In this article, we will walk through each of the steps necessary to create an initial set of segmentation insights using this project. We will use a demonstration dataset as input, the configuration will happen in the [Project Setup](article:11), and we will use the [dashboards](article:10) to understand our model. The project you are currently viewing is a completed version, showing all results and outputs discussed below. If you wish to create your own analysis using your own data, please create an instance of the Dataiku Application.

# User Story

As a Data Scientist or Data Analyst, bring together existing business knowledge and machine-learning generated segments, and help marketing and sales teams immediately benefit from the incremental value of an ML approach while preserving continuity with established methodologies and analytics.

## Unsupervised Learning

[Unsupervised learning](https://en.wikipedia.org/wiki/Unsupervised_learning) (clustering) is a type of machine learning approach that attempts to find patterns in unlabelled data. 'Unlabelled' means there are provided 'true' or 'known' values about which clusters each customer should belong to. The unsupervised learning algorithm will attempt to group observations that are statistically similar. Clustering can be achieved in Dataiku without writing any line of code by using [Visual ML](https://doc.dataiku.com/dss/latest/machine-learning/unsupervised/index.html). By using this approach the project performs a purely data-oriented segmentation of customers.

### K-Means clustering

One of the most popular algorithms for clustering is [K-means clustering](https://en.wikipedia.org/wiki/K-means_clustering). This algorithm requires the user to set the number of clusters desired (based on best practice, or an informed sense of how many clusters seem plausible), and will then perform optimization to find that number of clusters. The algorithm can be thought of as working iteratively, running the two steps below one after the other until achieving convergence. First, some means are defined for each of the clusters, then:

- Assignment: each observation is assigned to the cluster associated with the closest mean.
- Update: recompute means of each of the clusters.

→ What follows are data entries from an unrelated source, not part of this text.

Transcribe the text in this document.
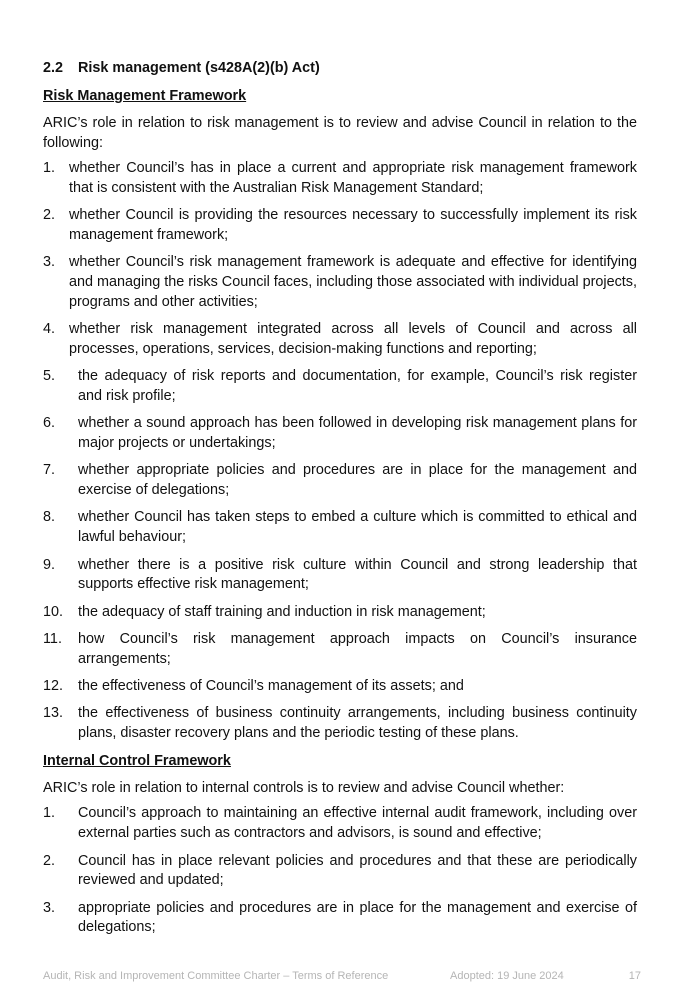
2.2 Risk management (s428A(2)(b) Act)
Risk Management Framework

ARIC’s role in relation to risk management is to review and advise Council in relation to the following:

1. whether Council’s has in place a current and appropriate risk management framework that is consistent with the Australian Risk Management Standard;
2. whether Council is providing the resources necessary to successfully implement its risk management framework;
3. whether Council’s risk management framework is adequate and effective for identifying and managing the risks Council faces, including those associated with individual projects, programs and other activities;
4. whether risk management integrated across all levels of Council and across all processes, operations, services, decision-making functions and reporting;
5. the adequacy of risk reports and documentation, for example, Council’s risk register and risk profile;
6. whether a sound approach has been followed in developing risk management plans for major projects or undertakings;
7. whether appropriate policies and procedures are in place for the management and exercise of delegations;
8. whether Council has taken steps to embed a culture which is committed to ethical and lawful behaviour;
9. whether there is a positive risk culture within Council and strong leadership that supports effective risk management;
10. the adequacy of staff training and induction in risk management;
11. how Council’s risk management approach impacts on Council’s insurance arrangements;
12. the effectiveness of Council’s management of its assets; and
13. the effectiveness of business continuity arrangements, including business continuity plans, disaster recovery plans and the periodic testing of these plans.
Internal Control Framework

ARIC’s role in relation to internal controls is to review and advise Council whether:

1. Council’s approach to maintaining an effective internal audit framework, including over external parties such as contractors and advisors, is sound and effective;
2. Council has in place relevant policies and procedures and that these are periodically reviewed and updated;
3. appropriate policies and procedures are in place for the management and exercise of delegations;
Audit, Risk and Improvement Committee Charter – Terms of Reference	Adopted: 19 June 2024	17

The algorithm may fall into a local optimum, resulting in less useful outputs, but usually yields quick and sensible results. Feel free to experiment with different numbers of clusters, or different input variables.

### Cluster analysis

Performance metrics for clustering problems are not as straightforward as for prediction tasks since there is no ground truth to compare against. Therefore business expertise should be brought in to assess the quality and sense of the clustering



# Data

This use case starts with five already prepared datasets covering 16 months of historical banking data that include:
 - A revenue dataset of more than 600k rows.
 - A balance dataset of more than 400k rows.
 - A product holdings dataset of more than 50k rows including 4 distinct product types and 10 distinct products.
 - A customer dataset of around 22k distinct customers.
 - An additional information dataset of more than 300k rows.

The [Data Model](article:5) article describes the necessary format criteria to be met.

To configure and execute the process, we will follow the steps in the [Project Setup](article:11).

The case study data is already in filesystem format, so we can skip the upload or connection steps and move straight to prediction and analysis parameters. If you're using your data, you'll need to upload or connect it before proceeding.

# Insights

 - Easy to integrate into existing customer analytics
 - Discover new insights with machine learning, without specialized data science skill
 - Understand current and historical trends quickly using interactive visualizations.